La identidad como ideología
A los que echan de menos en España una conciencia nacional unificada y orgullosa les parece horroroso que pueda darse en Cataluña y viceversa. En nombre del honor de la nación todo está permitido
Desde diversos puntos de vista, como si fuera casi ya una idea común, se repite estos días que la confrontación en Cataluña viene determinada por lo identitario más que por lo ideológico. Una distinción, nada inocente, por supuesto, que, por otra parte, no es exclusiva de las querellas hispánicas sino que viene propagándose por todas partes como signo de los tiempos.
¿Qué es la identidad sino una ideología? ¿Acaso no es un construcción del espíritu para dar sentido a un grupo social, una idea de la sociedad con aspiraciones de ser compartida, para encuadrar a la ciudadanía dándole unos parámetros referenciales y unos objetivos que atender? ¿Qué se quiere conseguir distinguiendo lo identitario de lo ideológico? Sencillamente, dar un soporte transcendental a la creencia compartida: la nación convertida en patria, como algo que a la vez nos supera —está por encima de cada uno de nosotros— y nos impone un deber de fidelidad. Lo identitario como estadio intermedio entre la religión y la ideología. Es decir, una mezcla entre la creencia y la razón. La creencia solo admite adhesión incondicional: fe; la identidad es el rasgo de la historia como encarnación de la idea que determina una pertenencia que nos marca; la ideología es una visión del mundo construida desde la razón que se propone como criterio y define el compromiso de una acción. Todas declinan en forma de ismo: catolicismo, nacionalismo (o independentismo como paso de la nación de potencia a acto), liberalismo, socialismo, y un largo etcétera.

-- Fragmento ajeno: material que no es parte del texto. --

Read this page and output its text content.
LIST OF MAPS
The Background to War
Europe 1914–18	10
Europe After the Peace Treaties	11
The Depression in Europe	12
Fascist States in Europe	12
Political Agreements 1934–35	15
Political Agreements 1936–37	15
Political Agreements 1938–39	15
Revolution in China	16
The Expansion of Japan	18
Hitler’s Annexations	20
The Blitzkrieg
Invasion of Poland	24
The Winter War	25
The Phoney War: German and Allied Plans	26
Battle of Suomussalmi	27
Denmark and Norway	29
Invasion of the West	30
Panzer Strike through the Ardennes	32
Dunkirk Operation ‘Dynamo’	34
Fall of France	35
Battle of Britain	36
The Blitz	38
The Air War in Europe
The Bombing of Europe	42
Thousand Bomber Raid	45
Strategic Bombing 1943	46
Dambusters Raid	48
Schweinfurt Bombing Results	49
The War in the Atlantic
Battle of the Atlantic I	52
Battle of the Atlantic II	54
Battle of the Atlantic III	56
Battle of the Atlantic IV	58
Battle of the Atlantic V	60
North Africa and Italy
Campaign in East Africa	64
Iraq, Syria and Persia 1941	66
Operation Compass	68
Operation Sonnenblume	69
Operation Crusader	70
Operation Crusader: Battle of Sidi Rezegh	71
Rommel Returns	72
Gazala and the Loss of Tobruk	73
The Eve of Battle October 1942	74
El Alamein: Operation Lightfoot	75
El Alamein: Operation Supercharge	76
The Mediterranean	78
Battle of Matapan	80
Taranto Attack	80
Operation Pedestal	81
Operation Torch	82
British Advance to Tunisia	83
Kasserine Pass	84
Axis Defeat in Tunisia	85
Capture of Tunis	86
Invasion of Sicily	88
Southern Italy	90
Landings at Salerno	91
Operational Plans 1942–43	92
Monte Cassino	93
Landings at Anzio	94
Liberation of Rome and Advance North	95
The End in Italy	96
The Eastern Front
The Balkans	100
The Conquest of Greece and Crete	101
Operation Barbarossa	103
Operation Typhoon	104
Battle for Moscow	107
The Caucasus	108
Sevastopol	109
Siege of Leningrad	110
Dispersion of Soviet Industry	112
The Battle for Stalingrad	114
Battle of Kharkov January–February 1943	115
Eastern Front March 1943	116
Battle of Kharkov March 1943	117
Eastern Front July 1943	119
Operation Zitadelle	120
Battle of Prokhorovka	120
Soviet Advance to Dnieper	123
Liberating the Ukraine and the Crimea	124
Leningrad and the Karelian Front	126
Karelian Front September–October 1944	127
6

En el fondo, religión, identidad e ideología son tres discursos que se turnan y se enfrentan, según los lugares y los tiempos, para dar sentido a la aventura humana. Es la mente humana la que creó Dios, y no viceversa; la que construyó el espacio de los nuestros, la tierra que labramos, como lugar referencial que adquirió el nombre moderno de nación; y la que formuló las diversas concepciones del mundo que han derivado en las ideologías políticas laicas, tantas veces entrelazadas con lo religioso o con lo identitario o con derivas aparentemente racionales hacia las verdades absolutas (presuntamente legitimadas científicamente) que prometían el fin de la historia y la superación de las contradicciones (como fue el caso del comunismo)
El imperativo identitario hace que emane de la nación una obligación moral: patriotas y traidores. Con lo cual, la tarea democrática de construcción de puntos de encuentro se complica. Y más cuando se trata de una nación inscrita en otra. La idea de nación puede tener efectos muy distintos: la imposición excluyente, la cohesión de una sociedad, la independencia colonial, la articulación del mundo como sistema de Estados-nación. Y así venimos funcionando desde hace casi tres siglos. Pero estamos en fase de cambio y ahora el discurso identitario coge fuerza como vía de control social en un momento en que se acumulan las crisis por el proceso de globalización, por la crisis nihilista de 2008 y ahora por la abrupta ruptura sindémica. De modo que los furores identitarios crecen por todo como vía para neutralizar el malestar ciudadano sin afectar en lo esencial al neoliberalismo económico y los enormes desequilibrios de poder. Y así los conflictos identitarios proliferan y mutan.
En tiempos recientes, hemos visto inventar el iliberalismo, como versión patriótica del neoliberalismo. Y, en los últimos meses, de la mano del presidente de Francia, Emmanuel Macron, una nueva versión del estigma separatismo, ahora no referida a la ruptura de territorios nacionales, sino a la creación dentro de la República de espacios segregados de los valores de la laicidad, en este caso, casi exclusivamente en registro islamista. Ya sea en modo republicano, monárquico o autoritario, a la hora de afrontar las fracturas contemporáneas abunda la clave identitaria. Quizás, entre otras razones, porque el poder económico está cada vez más lejos del alcance del poder político, de modo que este necesita calzarse tacones que le den presencia. El problema de lo identitario es que no hay elección: estás conmigo o estás contra mí. Y que por tanto las partes confrontadas se abastecen del conflicto. Al precio de conducirnos al absurdo: A los que echan de menos en España una conciencia nacional unificada y orgullosa les parece horroroso que pueda darse en Cataluña y viceversa. En nombre del honor de la nación todo está permitido.
Esquerra introduce la llamada clave ideológica en el debate catalán (un gobierno de izquierdas) y Junts se parapeta en lo identitario porque es la única manera de mantener la cohesión de un partido de aluvión. Es una brecha que apunta al futuro.